MP-MA aciona envolvidos em esquema de servidores fantasmas na Prefeitura de Jatobá; prejuízos ultrapassam R$ 719 mil
09/05/2026
(Foto: Reprodução) Ministério Público do Maranhão
Divulgação/MPMA
O Ministério Público do Maranhão (MP-MA) pediu à Justiça do Maranhão a indisponibilidade de bens de oito pessoas envolvidas em um suposto esquema de servidores fantasmas na Prefeitura de Jatobá, cidade localizada a 422 km de São Luís. O caso é investigado como ato de improbidade administrativa.
📲 Clique aqui e se inscreva no canal do g1 Maranhão no WhatsApp
De acordo com as investigações, entre 2021 e 2024, as irregularidades teriam causado prejuízo de R$ 719,7 mil aos cofres municipais. A ação foi movida pela Promotoria de Justiça de Colinas.
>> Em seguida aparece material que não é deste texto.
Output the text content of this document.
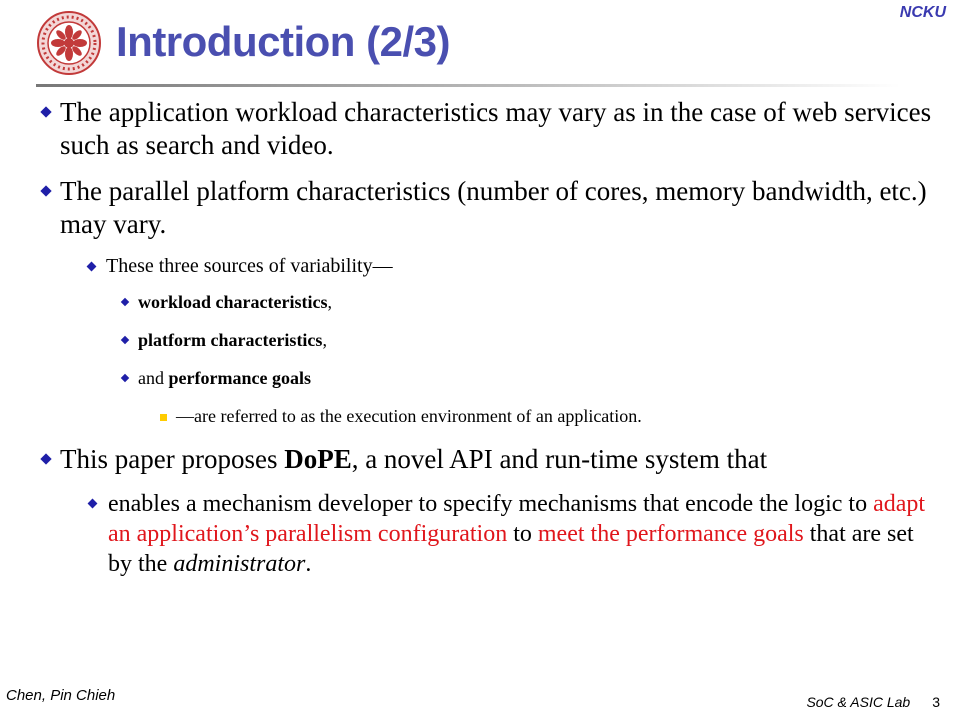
Introduction (2/3)
NCKU
The application workload characteristics may vary as in the case of web services such as search and video.
The parallel platform characteristics (number of cores, memory bandwidth, etc.) may vary.
These three sources of variability—
workload characteristics,
platform characteristics,
and performance goals
—are referred to as the execution environment of an application.
This paper proposes DoPE, a novel API and run-time system that
enables a mechanism developer to specify mechanisms that encode the logic to adapt an application’s parallelism configuration to meet the performance goals that are set by the administrator.
Chen, Pin Chieh	SoC & ASIC Lab 3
Segundo o MP-MA, os investigados foram nomeados para cargos de agente comunitário de saúde, assessor, diretor, vigia, fiscal, agente administrativo, auxiliar de serviços gerais e coordenadora de projetos. São eles:
Aílton Pereira de Sousa — agente comunitário de saúde; prejuízo de R$ 133,6 mil;
Narcizio Viana — auxiliar de serviços gerais; prejuízo de R$ 127,4 mil;
Adão de Jesus Sousa — assessor; prejuízo de R$ 103,5 mil;
Braz Alves de Morais — diretor; prejuízo de R$ 102,5 mil;
Ronaldo Félix da Silva — vigia; prejuízo de R$ 96,2 mil;
Richardson da Silva Sousa — fiscal; prejuízo de R$ 87,7 mil;
Vinícius Pereira da Fonseca — agente administrativo; prejuízo de R$ 64,3 mil;
Larissa Helen da Silva Sá — coordenadora de projetos; prejuízo de R$ 4,4 mil.
As investigações
As investigações do Ministério Público, realizadas em julho de 2024 nas secretarias municipais, apontaram irregularidades como ausência de estrutura física, falta de controle das jornadas de trabalho e inexistência de documentos oficiais que comprovassem a atuação dos servidores.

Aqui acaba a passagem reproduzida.